Deere Reports Lower Profits but Remains Optimistic for 2026

Deere & Company reported $1.065 billion in fourth-quarter net income, down from $1.245 billion last year. Full-year profit also declined from $7.1 billion to $5.027 billion. 

Despite reduced income, Deere saw an 11% rise in quarterly sales, and leadership says structural improvements and diversified customers helped them withstand a difficult ag cycle. Deere expects 2026 to be the bottom of the large-ag equipment market, with growth anticipated afterward — especially in small ag and construction sectors.

Our Take

Deere’s numbers reflect exactly what farmers have been saying: High costs + low crop prices = reduced equipment demand.

But the deeper takeaway is this: Even the world’s largest ag equipment maker is feeling the strain of tariffs, farm income volatility, and the downturn in the corn/soy cycle.

If Deere is tightening its belt, you know family farmers already have.

Iowa Wildlife Action Plan Open for Public Commentand the Clock Is Running Out

The Capital Dispatch reports that the Iowa Department of Natural Resources (DNR) has released the draft update of its 25-year Wildlife Action Plan, covering species conservation, habitat restoration, research, and public access. Public comment is open until Dec. 5. 

The draft update points out that: 

Iowa now has 799 species listed as “of greatest conservation need” – including butterflies, moths, bees, fish, birds, and native plants.

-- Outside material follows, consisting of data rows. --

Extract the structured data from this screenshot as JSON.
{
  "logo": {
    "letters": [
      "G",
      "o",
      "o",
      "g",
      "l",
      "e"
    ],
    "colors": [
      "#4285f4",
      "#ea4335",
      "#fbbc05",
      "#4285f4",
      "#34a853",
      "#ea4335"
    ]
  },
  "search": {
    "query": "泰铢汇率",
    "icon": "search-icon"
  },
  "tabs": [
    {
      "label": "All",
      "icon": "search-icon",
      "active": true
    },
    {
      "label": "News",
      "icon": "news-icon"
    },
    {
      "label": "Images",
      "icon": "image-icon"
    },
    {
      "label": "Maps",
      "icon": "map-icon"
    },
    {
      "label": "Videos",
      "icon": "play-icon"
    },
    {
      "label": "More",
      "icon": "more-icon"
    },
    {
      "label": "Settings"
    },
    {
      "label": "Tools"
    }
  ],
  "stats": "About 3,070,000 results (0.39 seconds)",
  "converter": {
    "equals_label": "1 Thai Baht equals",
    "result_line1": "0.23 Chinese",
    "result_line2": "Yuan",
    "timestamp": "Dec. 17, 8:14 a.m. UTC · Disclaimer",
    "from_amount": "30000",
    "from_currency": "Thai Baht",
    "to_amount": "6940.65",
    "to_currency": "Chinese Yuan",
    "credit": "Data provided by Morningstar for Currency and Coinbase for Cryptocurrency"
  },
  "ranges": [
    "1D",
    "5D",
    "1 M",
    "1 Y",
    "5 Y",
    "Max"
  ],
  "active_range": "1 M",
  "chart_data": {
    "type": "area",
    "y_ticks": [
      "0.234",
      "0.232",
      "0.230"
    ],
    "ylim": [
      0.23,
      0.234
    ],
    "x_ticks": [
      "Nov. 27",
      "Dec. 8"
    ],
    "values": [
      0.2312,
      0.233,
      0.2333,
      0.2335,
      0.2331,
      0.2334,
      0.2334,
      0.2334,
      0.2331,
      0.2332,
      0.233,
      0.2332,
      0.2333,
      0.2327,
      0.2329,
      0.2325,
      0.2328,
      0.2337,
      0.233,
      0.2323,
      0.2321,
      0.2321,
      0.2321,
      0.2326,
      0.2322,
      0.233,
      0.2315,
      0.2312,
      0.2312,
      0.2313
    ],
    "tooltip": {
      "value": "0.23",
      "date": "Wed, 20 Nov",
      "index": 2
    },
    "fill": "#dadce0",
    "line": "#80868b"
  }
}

Public conservation land has grown from 1.7% in 2004 to 2.5% today, still among the smallest percentages in the nation.

Successful reintroduction efforts include peregrine falcons, trumpeter swans, osprey, and recovery sightings of long-absent species.

Prairie, stream, and mussel restoration projects have made notable progress — but agricultural dominance limits available habitat.

The plan is underfunded by $127 million per year, making its long-term goals unreachable without new investment.

At current rates, Iowa will not reach the goal of 4% protected land until 2055 – 25 years behind schedule.

Our Take

This plan is one of the most important conservation documents in Iowa, yet it remains chronically underfunded and politically invisible.

Iowa’s landscape – once 85% tallgrass prairie – is now the most altered ecosystem in North America. Wildlife declines are not “natural”; they are a product of choices we have made.

The DNR is stating the truth plainly. Iowa needs permanent funding for wildlife if we want wildlife to still exist here.

And public comments matter. Even a handful of voices can push lawmakers to pay attention.